I had been really looking forward to this programme after seeing it in the Radio Times. But I have to say it was a bit of a disappointment.
The premise was how to make your own products to promote health and beauty using commonly available materials. This sounds like a really fascinating idea. We are surrounded by plants and animals that are the result of billions of years of evolution. It is one of the wonders of life that for all its diversity there are also things that all living creatures have in common. We all use basically the same chemistry, and so material from one species can have a big effect on another. This is the origin of the whole branch of pharmaceuticals that recognises the uses of natural products. It is called pharmocognosy and is the basis of such well known drugs as aspirin, which was originally extracted from willow bark.
Talking through some of the stories behind these and showing how you can use that knowledge yourself sounded really great.
So I was looking forward to being educated, entertained and possibly even given some ideas that could be of use to me and my family.

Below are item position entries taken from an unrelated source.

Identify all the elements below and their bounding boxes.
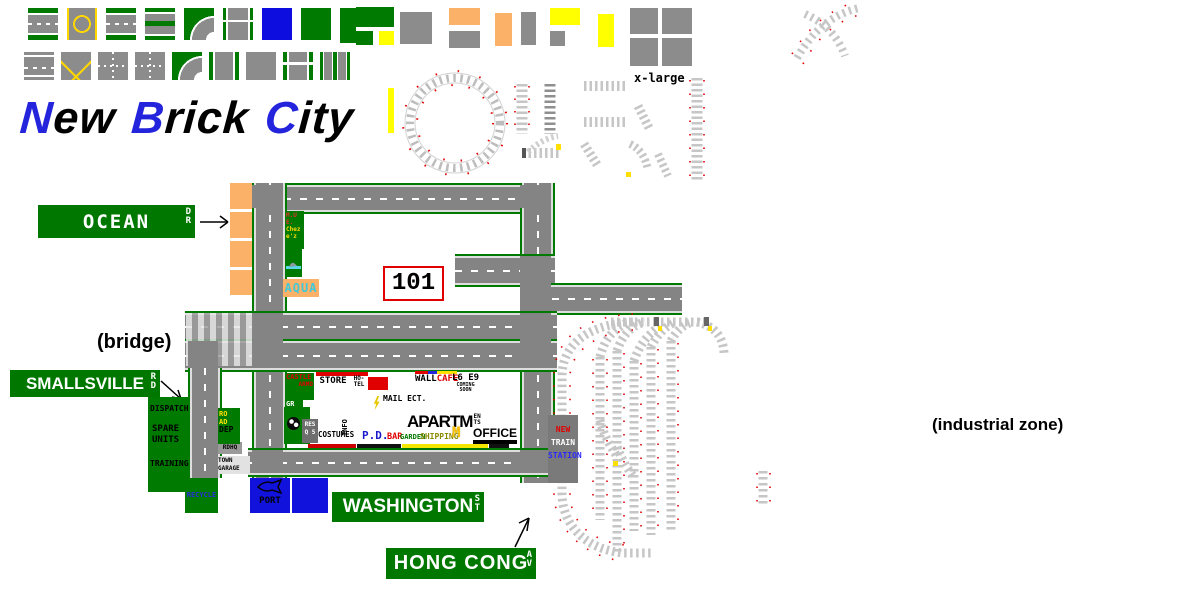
coming-soon-label: L6 E9 COMING SOON (452, 374, 479, 393)
garage-line: TOWN (218, 457, 250, 465)
palette-tile-yellow-flat (550, 8, 580, 25)
palette-tile-gray-flat (449, 31, 480, 48)
chez-line: Chez (286, 226, 303, 233)
palette-tile-park-plate (301, 8, 331, 40)
beach-tiles (230, 183, 252, 295)
mcdonalds-arches-icon: M (452, 425, 460, 441)
road-junction (520, 450, 551, 471)
hong-cong-arrow (505, 510, 533, 550)
palette-tile-road-straight-median (145, 8, 175, 40)
industrial-zone-label: (industrial zone) (932, 415, 1063, 435)
palette-tile-xlarge-plate (630, 8, 692, 66)
palette-tile-road-junction-small (98, 52, 128, 80)
palette-tile-yellow-small (379, 31, 394, 45)
road-junction (252, 185, 283, 208)
title-word: City (263, 92, 356, 143)
palette-tile-gray-large (400, 12, 432, 44)
road-junction (520, 185, 551, 208)
palette-tile-road-straight-h (28, 8, 58, 40)
palette-tile-road-cross-roundabout (67, 8, 97, 40)
port-label: PORT (250, 497, 290, 506)
palette-tile-yellow-tall (598, 14, 614, 47)
palette-tile-road-t-left (246, 52, 276, 80)
recycle-tile: RECYCLE (185, 478, 218, 513)
palette-tile-road-v-double (320, 52, 350, 80)
shopfront-bar (308, 444, 356, 448)
chez-line: M.U (286, 212, 303, 219)
info-label: INFO (341, 419, 349, 436)
garage-line: GARAGE (218, 465, 250, 473)
surf-tile (285, 249, 302, 277)
castle-tile: CASTLE ARMD (285, 373, 314, 400)
training-label: TRAINING (150, 460, 188, 468)
road-ocean-top (252, 183, 555, 214)
palette-tile-green-small (356, 31, 373, 45)
armd-label: ARMD (286, 381, 313, 388)
sign-suffix: DR (186, 208, 191, 226)
fish-icon (254, 479, 286, 494)
chez-line: e'z (286, 233, 303, 240)
street-sign-hong-cong: HONG CONG AV (386, 548, 536, 579)
road-junction (520, 313, 551, 366)
apartments-main: APARTM (407, 412, 472, 432)
office-label: OFFICE (473, 426, 517, 444)
red-shop-tile (368, 377, 388, 390)
road-dep-tile: RO AD DEP (218, 408, 240, 444)
spare-label: SPARE (152, 424, 179, 434)
station-line: TRAIN (548, 436, 578, 449)
road-smallsville (188, 368, 222, 478)
road-junction (252, 450, 283, 471)
palette-tile-road-straight-dash (106, 8, 136, 40)
train-station-tile: NEW TRAIN STATION (548, 415, 578, 483)
street-sign-smallsville: SMALLSVILLE RD (10, 370, 160, 397)
resq-line: RES (302, 421, 318, 429)
track-samples-corner (785, 0, 885, 70)
harbor-tile (292, 478, 328, 513)
wall-label: WALL (415, 374, 437, 384)
station-line: NEW (548, 423, 578, 436)
street-sign-ocean: OCEAN DR (38, 205, 195, 238)
sign-text: HONG CONG (394, 552, 529, 575)
port-tile: PORT (250, 478, 290, 513)
road-washington (248, 448, 557, 477)
palette-tile-yellow-sliver (388, 88, 394, 133)
palette-tile-road-curve (184, 8, 214, 40)
castle-label: CASTLE (286, 374, 313, 381)
hotel-line: TEL (350, 382, 368, 388)
sign-suffix: RD (151, 373, 156, 391)
new-brick-city-map: x-large NewBrickCity (0, 0, 1182, 589)
street-sign-washington: WASHINGTON ST (332, 492, 484, 522)
shopfront-bar (357, 444, 401, 448)
road-junction (252, 313, 283, 366)
palette-tile-road-t-junction (223, 8, 253, 40)
resq5-tile: RES Q 5 (302, 419, 318, 443)
highway-101-sign: 101 (383, 266, 444, 301)
shopfront-bar (489, 444, 509, 448)
chez-line: E. (286, 219, 303, 226)
shopfront-bar (402, 444, 488, 448)
sign-suffix: AV (527, 551, 532, 569)
palette-tile-gray-tall (521, 12, 536, 45)
palette-tile-water-plate (262, 8, 292, 40)
sign-text: OCEAN (83, 211, 150, 233)
palette-tile-orange-flat (449, 8, 480, 25)
bridge-label: (bridge) (97, 331, 171, 354)
title-word: Brick (130, 92, 251, 143)
wave-icon (286, 258, 301, 270)
palette-row-1 (28, 8, 365, 43)
road-junction (188, 341, 218, 368)
sign-suffix: ST (475, 495, 480, 513)
station-line: STATION (548, 449, 578, 462)
rail-yard (545, 295, 890, 573)
apartments-label: APARTM EN TS (407, 412, 481, 432)
palette-tile-road-curve2 (172, 52, 202, 80)
palette-tile-road-t-yellow (61, 52, 91, 80)
units-label: UNITS (152, 435, 179, 445)
page-title: NewBrickCity (18, 92, 372, 144)
police-label: P.D. (362, 429, 389, 442)
soccer-ball-icon (287, 417, 300, 430)
dispatch-label: DISPATCH (150, 404, 189, 413)
title-word: New (18, 92, 117, 143)
road-dep-line: RO (219, 410, 239, 418)
palette-tile-green-wide (356, 7, 394, 27)
coming-line: SOON (452, 388, 479, 393)
track-samples (398, 68, 718, 188)
sign-text: WASHINGTON (343, 496, 474, 518)
road-dep-line: DEP (219, 426, 239, 434)
palette-tile-park-plate-tall (340, 8, 356, 43)
aqua-tile: AQUA (283, 279, 319, 297)
palette-tile-road-straight-h2 (24, 52, 54, 80)
palette-tile-gray-small (550, 31, 565, 46)
store-label: STORE (316, 372, 350, 386)
palette-tile-orange-tall (495, 13, 512, 46)
ocean-arrow (198, 211, 234, 233)
lightning-bolt-icon (372, 396, 381, 410)
mail-label: MAIL ECT. (383, 394, 426, 403)
road-junction (520, 256, 551, 309)
palette-tile-road-straight-v (209, 52, 239, 80)
palette-tile-road-v-crosswalk (283, 52, 313, 80)
x-large-label: x-large (634, 71, 685, 85)
palette-row-2 (24, 52, 357, 80)
chez-sign-tile: M.U E. Chez e'z (285, 211, 304, 249)
sign-text: SMALLSVILLE (26, 374, 144, 394)
hotel-label: HO- TEL (350, 372, 368, 388)
town-garage-tile: TOWN GARAGE (218, 456, 250, 474)
palette-tile-road-cross-walks (135, 52, 165, 80)
resq-line: Q 5 (302, 429, 318, 437)
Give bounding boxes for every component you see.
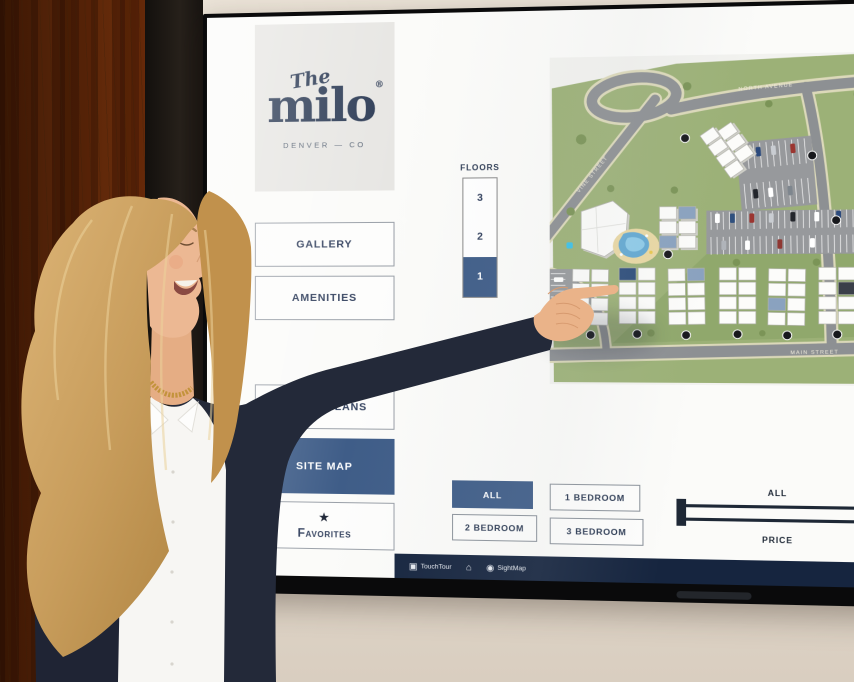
scene: { "colors": { "accent_navy": "#3f5d88", … bbox=[0, 0, 854, 682]
cheek bbox=[169, 255, 183, 269]
presenter-person bbox=[0, 0, 854, 682]
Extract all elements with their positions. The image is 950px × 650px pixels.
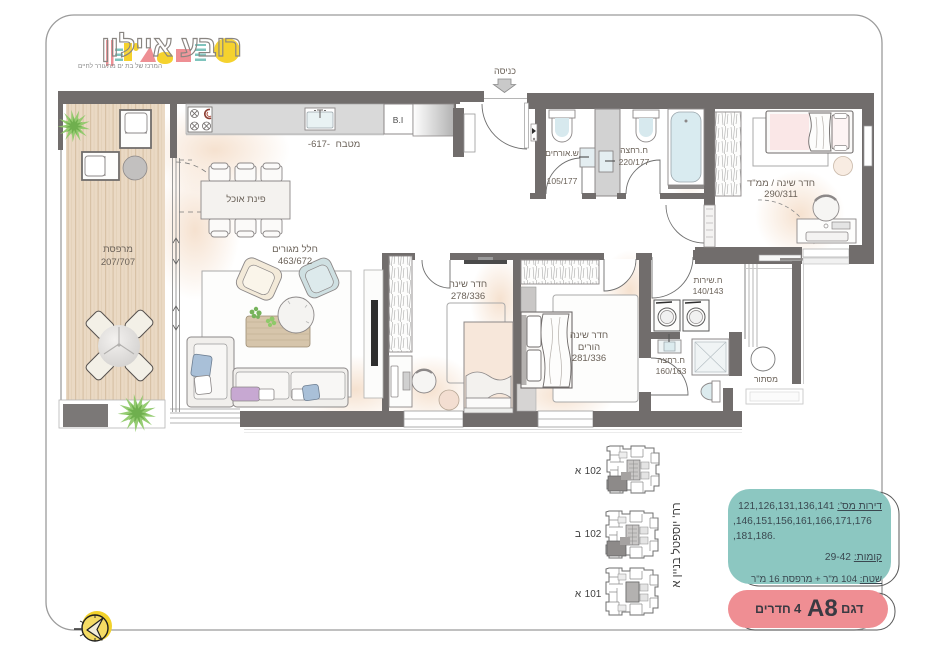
svg-text:207/707: 207/707 (101, 257, 135, 268)
svg-text:102: 102 (585, 466, 602, 477)
svg-text:הורים: הורים (578, 342, 600, 353)
svg-text:ח.רחצה: ח.רחצה (657, 355, 685, 365)
svg-text:רח' יוספטל בניין א: רח' יוספטל בניין א (670, 502, 683, 587)
svg-text:ח.שירות: ח.שירות (694, 275, 723, 285)
svg-text:פינת אוכל: פינת אוכל (226, 193, 266, 205)
svg-text:א: א (575, 466, 582, 477)
svg-text:140/143: 140/143 (693, 286, 724, 296)
svg-text:חדר שינה: חדר שינה (449, 279, 487, 290)
svg-text:278/336: 278/336 (451, 291, 485, 302)
svg-text:ח.רחצה: ח.רחצה (620, 145, 648, 155)
svg-text:חדר שינה: חדר שינה (570, 330, 608, 341)
svg-text:חדר שינה / ממ"ד: חדר שינה / ממ"ד (747, 178, 815, 189)
svg-text:290/311: 290/311 (764, 189, 798, 200)
svg-text:281/336: 281/336 (572, 353, 606, 364)
svg-text:463/672: 463/672 (278, 256, 312, 267)
svg-text:ש.אורחים: ש.אורחים (545, 148, 579, 158)
svg-text:101: 101 (585, 589, 602, 600)
svg-text:מסתור: מסתור (754, 374, 778, 384)
svg-text:-617-: -617- (308, 139, 330, 150)
svg-text:105/177: 105/177 (547, 176, 578, 186)
svg-text:160/163: 160/163 (656, 366, 687, 376)
svg-text:כניסה: כניסה (494, 66, 516, 76)
svg-text:ב: ב (575, 529, 581, 540)
svg-text:חלל מגורים: חלל מגורים (272, 243, 318, 255)
svg-text:א: א (575, 589, 582, 600)
svg-text:מטבח: מטבח (336, 139, 361, 150)
svg-text:220/177: 220/177 (619, 157, 650, 167)
svg-text:B.I: B.I (393, 115, 403, 125)
svg-text:מרפסת: מרפסת (103, 244, 133, 255)
svg-text:102: 102 (585, 529, 602, 540)
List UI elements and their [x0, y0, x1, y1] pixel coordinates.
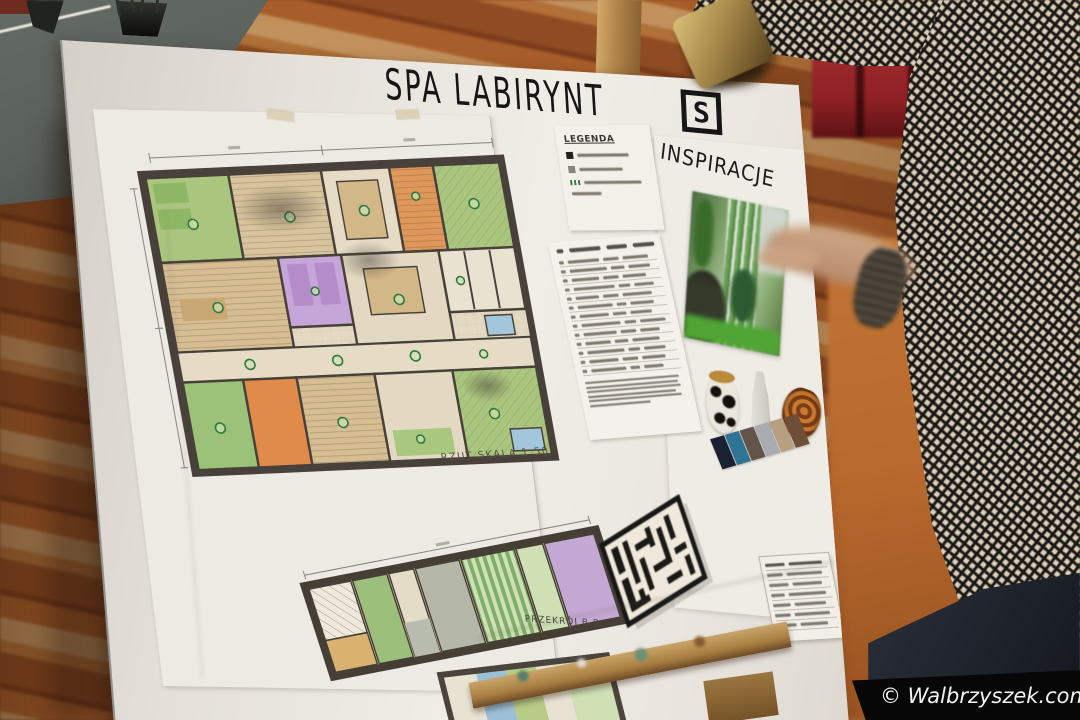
legend-item: [572, 192, 652, 196]
watermark-text: © Walbrzyszek.com: [880, 684, 1080, 708]
photo-scene: SPA LABIRYNT: [0, 0, 1080, 720]
inspiration-photo: [684, 191, 789, 357]
table-footnote: [585, 374, 688, 407]
presentation-board: SPA LABIRYNT: [60, 40, 853, 720]
legend-marker-icon: [568, 166, 576, 173]
legend-marker-icon: [570, 180, 581, 185]
legend-item: [568, 165, 648, 173]
logo-s: S: [680, 89, 722, 135]
binder-clip-handle-icon: [140, 0, 160, 13]
tape: [395, 109, 420, 120]
legend-marker-icon: [566, 152, 574, 159]
axonometric-drawing: [578, 468, 723, 649]
easel-knob: [703, 671, 778, 720]
legend-item: [566, 151, 646, 159]
legend-card: LEGENDA: [554, 125, 665, 231]
logo-letter: S: [692, 95, 710, 130]
legend-item: [570, 179, 650, 185]
patterned-vase-photo: [706, 373, 740, 435]
pointing-hand: [758, 244, 820, 270]
legend-title: LEGENDA: [563, 134, 644, 145]
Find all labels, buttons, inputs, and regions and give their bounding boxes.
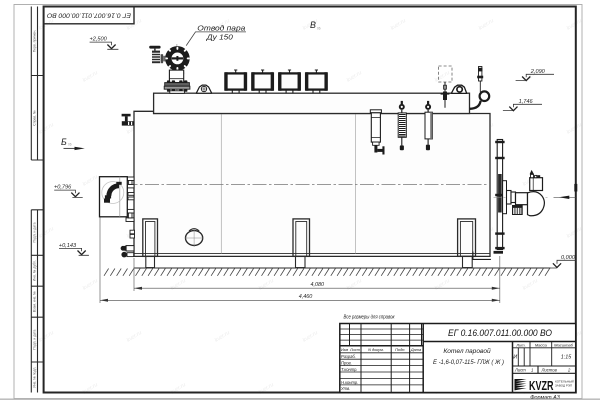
svg-text:Инв. № подл.: Инв. № подл. <box>32 367 36 388</box>
svg-text:+0,796: +0,796 <box>54 185 72 191</box>
svg-text:Дата: Дата <box>410 347 422 352</box>
svg-text:Ду 150: Ду 150 <box>206 32 234 41</box>
svg-text:Н.контр.: Н.контр. <box>341 380 358 385</box>
svg-text:N докум.: N докум. <box>368 347 384 352</box>
svg-text:Масштаб: Масштаб <box>554 342 573 347</box>
svg-text:Т.контр.: Т.контр. <box>341 367 358 372</box>
svg-text:Разраб.: Разраб. <box>341 354 356 359</box>
svg-text:1,746: 1,746 <box>519 99 534 105</box>
svg-text:Лист: Лист <box>349 347 361 352</box>
svg-text:Отвод пара: Отвод пара <box>197 23 245 32</box>
svg-text:+2,500: +2,500 <box>90 37 108 43</box>
svg-text:+0,143: +0,143 <box>59 243 77 249</box>
svg-text:06: 06 <box>317 27 321 31</box>
svg-text:Перв. примен.: Перв. примен. <box>32 30 36 53</box>
svg-text:Инв. № дубл.: Инв. № дубл. <box>32 260 36 281</box>
svg-text:06: 06 <box>68 143 72 147</box>
svg-text:Подп. и дата: Подп. и дата <box>32 222 36 242</box>
svg-text:4,080: 4,080 <box>311 282 325 288</box>
svg-text:Е -1,6-0,07-115- ГЛЖ ( Ж ): Е -1,6-0,07-115- ГЛЖ ( Ж ) <box>433 360 504 366</box>
svg-text:Масса: Масса <box>535 342 548 347</box>
svg-text:Лист: Лист <box>514 368 526 373</box>
svg-text:1:15: 1:15 <box>561 354 572 360</box>
svg-text:Листов: Листов <box>541 368 558 373</box>
svg-text:Утв.: Утв. <box>341 386 350 391</box>
svg-text:Справ. №: Справ. № <box>32 110 36 126</box>
svg-text:ЕГ 0.16.007.011.00.000 ВО: ЕГ 0.16.007.011.00.000 ВО <box>448 328 552 338</box>
svg-text:ЕГ 0.16.007.011.00.000 ВО: ЕГ 0.16.007.011.00.000 ВО <box>46 12 131 19</box>
svg-text:Подп.: Подп. <box>395 347 405 352</box>
svg-text:В: В <box>310 20 316 30</box>
svg-text:Лит.: Лит. <box>515 342 525 347</box>
svg-text:Подп. и дата: Подп. и дата <box>32 330 36 350</box>
svg-text:Изм: Изм <box>341 347 349 352</box>
svg-text:Котел паровой: Котел паровой <box>443 347 491 355</box>
svg-text:Пров.: Пров. <box>341 360 352 365</box>
svg-text:ЗАВОД РЭП: ЗАВОД РЭП <box>555 384 572 388</box>
svg-text:0,000: 0,000 <box>561 255 576 261</box>
svg-text:1: 1 <box>531 368 533 373</box>
svg-text:4,460: 4,460 <box>299 294 313 300</box>
svg-text:Взам. инв. №: Взам. инв. № <box>32 291 36 312</box>
svg-text:Б: Б <box>61 137 67 147</box>
svg-text:И: И <box>513 355 517 361</box>
svg-text:Все размеры для справок: Все размеры для справок <box>344 314 396 320</box>
svg-text:KVZR: KVZR <box>529 378 554 393</box>
svg-text:2,090: 2,090 <box>530 69 546 75</box>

Well, it wasn’t actually a bad programme in the event. The guy presenting it, an ethnobotanist, had a cheery manner. The highlight for me was the making a face pack out of kiwi fruit and papaya which was quite fun. He explained that the papaya contained an enzyme called papain that could act as a chemical exfoliant. A couple of young girls tried the packs out and seemed to enjoy the experience. It wasn’t clear to me at any rate why they needed exfoliating and whether their skin looked better for the treatment. I would have liked to hear more about the papain and what it did.
Basically it was fine as far as it went, but I wanted it to go further. Perhaps explaining how natural actives work is an idea for another programme. Or maybe a blog.
If you are interested in looking into this subject the best book I have read is by Jean Bruneton.